During a scientific expedition in Antarctica, my documentation work of the expeditioners was nuanced by the change in the subjective experience of time and the sensory perception of the extreme environment.


I remember the view of the mountain on those February mornings
Trypan blue (substance used in the laboratory to identify and separate live and dead cells and tissues.) and glacier water on paper
In the background, near the station, stood Mount Plymouth, which I photographed daily and then reproduced in paintings, each representing a day at the station along with notes on the weather conditions.
There are nods to the history of 19th-century landscape painting, referencing the expeditions to conquer the South Pole and the consolidation of the genre as a construction of an imaginary. However, the landscape genre is reinterpreted as an event based on the place where the gaze and the body occupy space, the relationship with my time and atmospheric time, the changes in climatic conditions, and highlighting the unstable nature of territorial representation, as well as the deep awareness of the transitory state of my stay at the station.


Mt Plymouth
Trypan blue, Greenwich island sediments and resin in petri dish
Scale model of Mount Plymouth to fit in a Petri dish.



Vestiges of Explorer
Photography
A selection of photographs whose composition and assembly, function as a field diary, explore the relationship between humans and nature, evidenced in the field outings of expedition biologists alongside fossils and animal remains: bones, skins, and feathers. These images document the collection of samples for studies on environmental pollution and species populations in the region. Far from a pristine and desolate Antarctica, the landscape highlights the ephemerality of the natural world. The human presence and the stories contained in these remnants emphasize the role of science in the attempt to understand nature, while confronting the viewer with the harshness of decomposition and the inescapable truths of life and death.


Encouters of coexistence
Shell, penguin, skuas and petrel feathers, Protography prints
Interaction between distant worlds converging in the same space.
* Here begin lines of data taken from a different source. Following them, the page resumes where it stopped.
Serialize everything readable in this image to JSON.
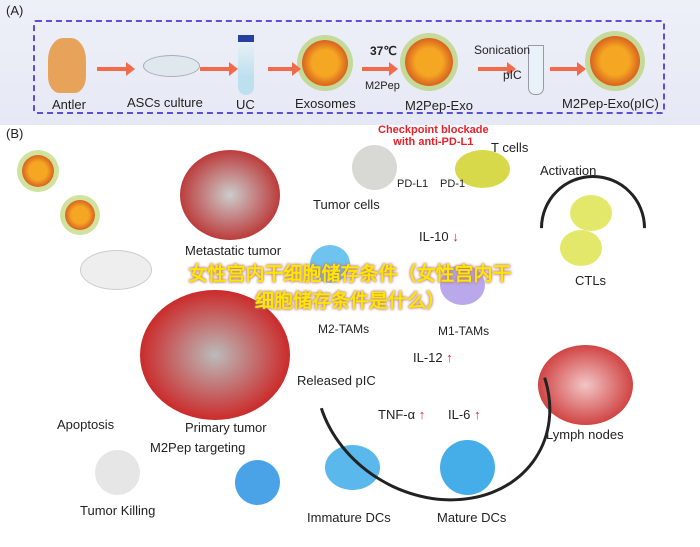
{
  "panel_a": {
    "label": "(A)",
    "steps": [
      "Antler",
      "ASCs culture",
      "UC",
      "Exosomes",
      "M2Pep-Exo",
      "M2Pep-Exo(pIC)"
    ],
    "temp": "37℃",
    "m2pep": "M2Pep",
    "sonication": "Sonication",
    "pic": "pIC"
  },
  "panel_b": {
    "label": "(B)",
    "checkpoint": "Checkpoint blockade\nwith anti-PD-L1",
    "t_cells": "T cells",
    "pd_l1": "PD-L1",
    "pd_1": "PD-1",
    "tumor_cells": "Tumor cells",
    "metastatic": "Metastatic tumor",
    "il10": "IL-10",
    "activation": "Activation",
    "m2tams": "M2-TAMs",
    "m1tams": "M1-TAMs",
    "ctls": "CTLs",
    "released_pic": "Released pIC",
    "il12": "IL-12",
    "tnfa": "TNF-α",
    "il6": "IL-6",
    "primary": "Primary tumor",
    "m2pep_targeting": "M2Pep targeting",
    "apoptosis": "Apoptosis",
    "tumor_killing": "Tumor Killing",
    "immature": "Immature DCs",
    "mature": "Mature DCs",
    "lymph": "Lymph nodes"
  },
  "watermark": "女性宫内干细胞储存条件（女性宫内干细胞储存条件是什么）",
  "colors": {
    "arrow": "#f26a4a",
    "dash": "#5a4fd6",
    "checkpoint": "#e8202a",
    "up_down": "#e8202a"
  }
}
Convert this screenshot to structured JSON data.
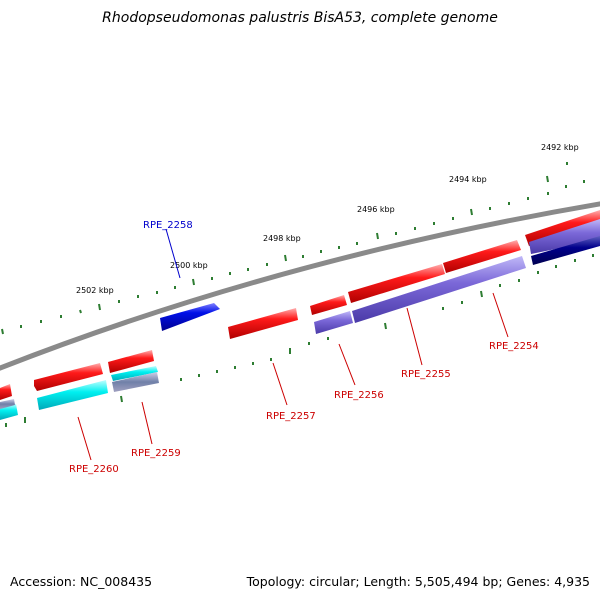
{
  "title": "Rhodopseudomonas palustris BisA53, complete genome",
  "footer": {
    "accession": "Accession: NC_008435",
    "topology": "Topology: circular; Length: 5,505,494 bp; Genes: 4,935"
  },
  "scale_labels": [
    "2492 kbp",
    "2494 kbp",
    "2496 kbp",
    "2498 kbp",
    "2500 kbp",
    "2502 kbp"
  ],
  "gene_labels": [
    "RPE_2258",
    "RPE_2254",
    "RPE_2255",
    "RPE_2256",
    "RPE_2257",
    "RPE_2259",
    "RPE_2260"
  ],
  "colors": {
    "backbone": "#8a8a8a",
    "scale_ticks": "#2e7d32",
    "gene_red": "#ff1010",
    "gene_blue": "#0010e0",
    "feature_purple": "#7b68d8",
    "feature_cyan": "#00f0f0",
    "feature_navy": "#00008b",
    "label_red": "#cc0000",
    "label_blue": "#0000cc"
  }
}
Through a shell found on Ecuadorian beaches and feathers of polar birds collected on Greenwich Island in Antarctica, the work suggests an improbable meeting between beings that, in nature, might occupy opposing roles as hunters and prey, highlighting how processes of migration, adaptation, and natural cycles transcend geographical boundaries.
The shell, originally a natural refuge for other marine beings, has been transformed into a new environment, occupied by the birds sharing this space, turning it into a refuge or common territory, or even into the convergence that suggests the possibility of a new species.



Letters to the seafarer
Monochannel video, 15 min
The film reconfigures the concept of the heroic journey, moving away from conquest or triumph to reframe exploration as an act of introspection and connection. Antarctica transcends its representation as a physical place, while the ocean and the island serve as metaphors for the unknown and the risk of losing oneself beyond empirical reality when attempting to understand the limits of the natural world. This landscape becomes a mirror of introspection, where not only the vastness of the environment is confronted, but also the depth of internal experiences and existential questions about loss, time, and the fragility of greatness.